Cross-Entropy Decomposed Piece by Piece | Generated by AI
Question: Break down the cross-entropy formula H(p, q) = −Σₓ p(x) log q(x) = 𝔼_{x∼p}[−log q(x)] piece by piece.
Answer:
Cross-Entropy: Layer by Layer
What the formula is saying
H(p, q) = −Σₓ p(x) log q(x)
You have two distributions:
p(x)— the true distribution (labels, ground truth)q(x)— the predicted distribution (model output, softmax logits)
The formula asks: on average, how many bits does it take to encode samples drawn from p, using a code optimized for q?
Piece-by-piece decomposition
−log q(x) — the surprisal (self-information) under q
This is the cost of encoding event x if you designed your codebook assuming q. If your model says q(x) = 0.01 but x actually happens, you pay −log(0.01) = 6.64 bits. If q(x) = 0.99, you pay almost nothing.
Σₓ p(x) · [−log q(x)] — weighted average over the true distribution
You’re not sampling uniformly. You weight each event’s cost by how often it actually occurs under p. Rare true events contribute little even if your model is wrong about them. Frequent true events dominate.
𝔼_{x∼p}[−log q(x)] — same thing, expectation notation
Exactly equivalent. Draw x from the real world (p), then measure surprise under your model (q). This is the cleaner way to read it: expected surprise of model q, under reality p.
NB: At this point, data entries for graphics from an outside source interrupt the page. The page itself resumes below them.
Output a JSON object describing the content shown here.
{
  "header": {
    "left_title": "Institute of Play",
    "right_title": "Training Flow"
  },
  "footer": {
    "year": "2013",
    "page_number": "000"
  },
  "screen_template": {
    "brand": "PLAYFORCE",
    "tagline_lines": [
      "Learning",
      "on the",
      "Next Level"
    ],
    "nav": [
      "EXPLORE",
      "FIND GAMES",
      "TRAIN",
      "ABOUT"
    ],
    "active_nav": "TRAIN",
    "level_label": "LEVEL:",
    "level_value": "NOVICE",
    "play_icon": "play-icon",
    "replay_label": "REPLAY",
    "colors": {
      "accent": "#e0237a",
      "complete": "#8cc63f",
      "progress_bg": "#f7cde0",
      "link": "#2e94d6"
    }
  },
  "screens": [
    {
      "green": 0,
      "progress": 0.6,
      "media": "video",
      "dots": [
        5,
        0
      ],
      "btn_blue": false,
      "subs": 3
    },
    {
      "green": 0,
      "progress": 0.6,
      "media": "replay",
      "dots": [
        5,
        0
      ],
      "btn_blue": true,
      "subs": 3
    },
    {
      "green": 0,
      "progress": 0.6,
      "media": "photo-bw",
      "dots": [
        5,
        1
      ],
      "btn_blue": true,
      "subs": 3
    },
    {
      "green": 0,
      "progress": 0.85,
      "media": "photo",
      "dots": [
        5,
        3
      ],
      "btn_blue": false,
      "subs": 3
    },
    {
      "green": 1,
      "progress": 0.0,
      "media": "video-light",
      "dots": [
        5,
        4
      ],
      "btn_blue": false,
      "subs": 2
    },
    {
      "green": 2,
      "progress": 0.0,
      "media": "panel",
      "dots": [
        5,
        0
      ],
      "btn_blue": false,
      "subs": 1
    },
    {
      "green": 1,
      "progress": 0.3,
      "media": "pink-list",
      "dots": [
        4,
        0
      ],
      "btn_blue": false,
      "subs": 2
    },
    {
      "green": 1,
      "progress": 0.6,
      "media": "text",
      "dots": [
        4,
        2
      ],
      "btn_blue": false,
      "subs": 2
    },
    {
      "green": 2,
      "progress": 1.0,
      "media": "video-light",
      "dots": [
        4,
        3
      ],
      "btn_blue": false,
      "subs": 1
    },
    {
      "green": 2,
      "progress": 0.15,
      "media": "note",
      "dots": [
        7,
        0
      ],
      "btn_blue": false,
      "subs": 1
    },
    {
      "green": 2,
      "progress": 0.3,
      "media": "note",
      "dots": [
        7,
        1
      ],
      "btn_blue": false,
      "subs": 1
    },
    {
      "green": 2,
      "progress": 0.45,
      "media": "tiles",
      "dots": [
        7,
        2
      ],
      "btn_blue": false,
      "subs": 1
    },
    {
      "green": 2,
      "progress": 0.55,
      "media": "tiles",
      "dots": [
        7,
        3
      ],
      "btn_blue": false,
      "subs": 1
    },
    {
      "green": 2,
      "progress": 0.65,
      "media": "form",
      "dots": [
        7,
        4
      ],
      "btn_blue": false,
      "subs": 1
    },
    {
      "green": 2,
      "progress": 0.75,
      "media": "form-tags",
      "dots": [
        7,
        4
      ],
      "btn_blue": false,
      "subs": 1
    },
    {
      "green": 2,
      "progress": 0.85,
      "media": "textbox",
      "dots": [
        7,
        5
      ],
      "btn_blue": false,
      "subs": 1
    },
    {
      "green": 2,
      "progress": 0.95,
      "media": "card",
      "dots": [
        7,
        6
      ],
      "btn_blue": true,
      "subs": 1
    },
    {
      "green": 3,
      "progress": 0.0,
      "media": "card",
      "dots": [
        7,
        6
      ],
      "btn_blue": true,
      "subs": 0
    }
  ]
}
Connection to KL divergence
H(p, q) = H(p) + D_KL(p || q)
Where:
H(p) = −Σₓ p(x) log p(x)— entropy of true distribution (irreducible)D_KL(p || q) = Σₓ p(x) log [p(x)/q(x)]— extra cost from using wrong model
When you minimize cross-entropy loss in training, H(p) is constant (labels don’t change), so you’re purely minimizing KL divergence — pushing q toward p.
In classification (the concrete case)
For one-hot labels, p is a spike: p(y=k) = 1, all others = 0. The sum collapses:
H(p, q) = −log q(y_true)
That’s it. Just the negative log probability the model assigned to the correct class. This is why PyTorch’s CrossEntropyLoss is:
loss = -torch.log(softmax(logits)[true_class])
# or equivalently:
loss = F.cross_entropy(logits, targets) # fused for numerical stability
Numerical stability note (relevant for your nanoGPT work)
Never compute log(softmax(x)) in two steps. Use log_softmax which computes:
log_softmax(x_i) = x_i - log(Σ exp(x_j))
# = x_i - (max_x + log(Σ exp(x_j - max_x))) # logsumexp trick
In nanoGPT this is exactly F.cross_entropy which calls log_softmax internally via CUDA kernels — no overflow from exp(large_logit).
One-line intuition
Cross-entropy measures how surprised your model is, on average, by what actually happens. Minimize it → model stops being surprised → model has learned the true distribution.